|SINGH, AIKANSH - University Of Nebraska|
|KORASAPATI, NAGESWAR - University Of Nebraska|
|THIPPAREDDI, HARSHAVARDHAN - University Of Nebraska|
Submitted to: Journal of Food Protection
Publication Type: Peer Reviewed Journal
Publication Acceptance Date: 1/18/2010
Publication Date: 4/1/2010
Citation: Singh, A., Korasapati, N.R., Juneja, V.K., Thippareddi, H. 2010. Effect of phosphate and meat (pork) types on the germination and outgrowth of Clostridium perfringens spores during abusive chilling. Journal of Food Protection. Vol.73:879-887.
Interpretive Summary: One of the most common types of food poisoning in the United States is caused by the bacterium, Clostridium perfringens. Illnesses have been traditionally associated with inadequate cooling practices in retail food service operations. Thus, there was a need to determine the cooling time and temperature for cooked pork products to remain pathogen-free and provide vital data for performing risk assessment on cooked meat. We determined that cooling times for ground pork after heat processing can be extended to 21 h by incorporation of tetrasodium pyrophosphate and/or sodium acid pyrophosphate to reduce the potential risk of C. perfringens germination and outgrowth. These findings will be of immediate use to the retail food service operations and regulatory agencies to ensure the safety of the cooked foods.

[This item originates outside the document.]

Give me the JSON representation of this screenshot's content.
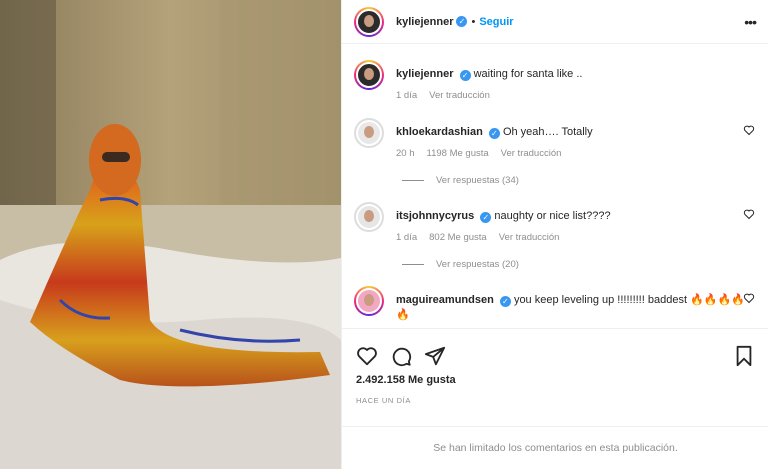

Technical Abstract: The effect of blends of phosphates and the pork meat type (pale, soft and exudative, PSE; normal; and dark, firm and dry, DFD) on the germination and outgrowth of Clostridium perfringens during abusive exponential chilling times was evaluated. Two different phosphates, tetrasodium pyrophosphate (TSPP) and sodium acid pyrophosphate (SAPP; from two different sources, SAPP - 1 and SAPP - 2) were used. The pork loins representing each meat type were ground (1/8 in. plate), and the three phosphate blends (SAPP -1 + SAPP - 2, TSPP + SAPP - 1 or TSPP + SAPP - 2) were added (0.3% total, equal proportions of 0.15% each type) along with salt (1.0%). The pork was then mixed with a three-strain C. perfringens spore cocktail to obtain a final concentration of ca. 2.0 - 2.5 log spores/g. The inoculated product was heat shocked for 20 min at 75C and chilled exponentially from 54.4 to 4C in 6.5, 9, 12, 15, 18 or 21 h. In control samples (PSE, normal and DFD), the increase in C. perfringens population was < 1 log CFU/g within 6.5 h chilling time, with longer chilling times resulting in greater increases. C. perfringens population increases of 5.95, 4.73 and 5.95 log CFU/g meat were observed in normal, PSE and DFD pork, respectively during 21 h abusive chilling time. The combination of SAPP - 1 + SAPP - 2 was effective in inhibiting C. perfringens population compared to other treatments. The types of phosphate and their blends, and the meat type affect the germination and outgrowth of C. perfringens spores in cooked pork during abusive chilling times.